You’ve undoubtedly heard about the benefits of meditation. People who meditate regularly talk about it as if it were some magic elixir for all of life’s problems. They tell us that meditation is a great way to reduce stress and anxiety in our lives, make us more compassionate, and improve concentration, perspective, self-awareness, sleep, energy levels, and our overall sense of happiness.
Perhaps meditation is one of those resolutions you have every intention of starting next Monday. Or maybe you’ve tried meditation before, but gave up because you were frustrated with your inability to quiet your mind. Well, here’s your chance to give meditation another shot.
On Monday, February 12, 12 – 1 p.m., in the Columbia Library, 624 S. Michigan, 3rd floor north, a member of Columbia’s Library staff will provide students, faculty, and staff with a basic guide to meditation that will be easy for you to incorporate into your daily life.

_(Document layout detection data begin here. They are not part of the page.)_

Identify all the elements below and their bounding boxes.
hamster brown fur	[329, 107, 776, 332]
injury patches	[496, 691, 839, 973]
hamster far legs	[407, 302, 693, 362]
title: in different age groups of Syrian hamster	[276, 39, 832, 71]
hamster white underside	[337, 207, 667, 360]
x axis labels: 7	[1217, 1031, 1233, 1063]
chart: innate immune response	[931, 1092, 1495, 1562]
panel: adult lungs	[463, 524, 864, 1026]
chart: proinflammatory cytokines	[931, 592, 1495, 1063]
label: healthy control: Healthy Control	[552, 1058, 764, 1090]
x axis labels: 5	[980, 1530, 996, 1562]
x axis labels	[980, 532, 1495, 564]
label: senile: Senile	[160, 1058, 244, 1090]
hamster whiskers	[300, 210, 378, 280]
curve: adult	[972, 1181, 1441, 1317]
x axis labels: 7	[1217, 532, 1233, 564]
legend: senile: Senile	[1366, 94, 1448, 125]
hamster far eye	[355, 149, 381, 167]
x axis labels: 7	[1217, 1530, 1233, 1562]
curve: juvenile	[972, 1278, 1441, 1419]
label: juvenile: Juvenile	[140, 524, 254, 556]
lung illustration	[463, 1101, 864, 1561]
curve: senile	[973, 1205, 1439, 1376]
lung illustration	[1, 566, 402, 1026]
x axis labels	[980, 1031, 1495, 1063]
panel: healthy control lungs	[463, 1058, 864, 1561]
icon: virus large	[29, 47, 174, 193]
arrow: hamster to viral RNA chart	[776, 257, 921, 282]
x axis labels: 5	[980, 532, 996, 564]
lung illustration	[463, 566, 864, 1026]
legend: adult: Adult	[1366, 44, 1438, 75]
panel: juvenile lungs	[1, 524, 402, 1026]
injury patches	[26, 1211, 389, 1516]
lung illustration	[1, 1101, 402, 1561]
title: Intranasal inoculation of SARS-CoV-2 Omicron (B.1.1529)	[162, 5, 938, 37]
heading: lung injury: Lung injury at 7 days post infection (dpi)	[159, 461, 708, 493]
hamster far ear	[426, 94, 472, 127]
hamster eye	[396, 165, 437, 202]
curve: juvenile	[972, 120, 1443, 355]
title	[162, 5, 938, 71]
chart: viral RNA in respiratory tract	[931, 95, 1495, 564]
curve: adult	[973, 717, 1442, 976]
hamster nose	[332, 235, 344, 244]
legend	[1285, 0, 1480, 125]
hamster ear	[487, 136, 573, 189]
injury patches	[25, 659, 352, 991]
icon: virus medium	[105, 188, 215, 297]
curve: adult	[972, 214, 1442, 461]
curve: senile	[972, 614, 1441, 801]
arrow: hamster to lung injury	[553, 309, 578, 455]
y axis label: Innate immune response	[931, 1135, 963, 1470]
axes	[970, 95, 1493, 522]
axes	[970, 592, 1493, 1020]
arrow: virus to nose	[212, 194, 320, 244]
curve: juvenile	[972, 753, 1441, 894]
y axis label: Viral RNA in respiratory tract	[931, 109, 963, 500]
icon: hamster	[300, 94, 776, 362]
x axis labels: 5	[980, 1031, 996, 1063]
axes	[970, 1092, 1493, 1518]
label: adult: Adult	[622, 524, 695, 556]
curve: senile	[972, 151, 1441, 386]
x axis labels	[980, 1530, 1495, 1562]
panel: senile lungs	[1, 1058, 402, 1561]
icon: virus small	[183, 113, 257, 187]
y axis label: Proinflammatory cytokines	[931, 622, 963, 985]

Meditation is part of every major religion. At its most basic, meditation is about training our attention to our own breathing as a way to increase our own self-awareness of what’s going on inside and outside of ourselves. Through meditation, we learn to develop our capacity for concentration, mindfulness, and compassion.
Concentration is the ability to let go of distractions. Distractions waste our energy. By focusing on our breath, we learn to let go of thoughts, emotions, and feelings that distract. By letting go of distractions, we are able to focus on what’s important in our lives. Mindfulness teaches us to move our focus to the outside world. We are able to develop perspective, the capacity to assess the world around us without making judgments or assumptions. Compassion is the ability to open our hearts and learn to love ourselves and others with imperfections.
In the last several years, there is an emerging body of scientific research that clearly demonstrates that daily meditation is as beneficial to our physical health as exercise. Just as regular exercise strengthens muscles and increases stamina, regular meditation produces greater serenity, concentration, perspective, and connection to others.
Research shows that the circuitry of the adult brain can be rewired to form new cells and pathways. Meditation has been shown to strengthen the prefrontal cortex and hippocampus, which can improve memory, concentration, problem-solving, and cognitive and emotional well-being. Other studies show that meditation can shrink the gland responsible for stress hormones. Still other studies show that meditation helps people with ADHD, OCDs, chronic pain, immune deficiencies, insomnia, and high blood pressure.
Come to the Columbia Library on Monday and discover the benefits for yourself. The Library also has a Meditation Room and more than 50 books on meditation available for you to dig deeper into science of meditation, as well as traditions, history and science. There are books on Daoist, Buddhist, and Hindu traditions. There are books by the Tibetan spiritual leader, the Dalai Lama, and the Vietnamese spiritual leader Thich Nhat Hanh. There are also books on mindfulness and psychotherapy.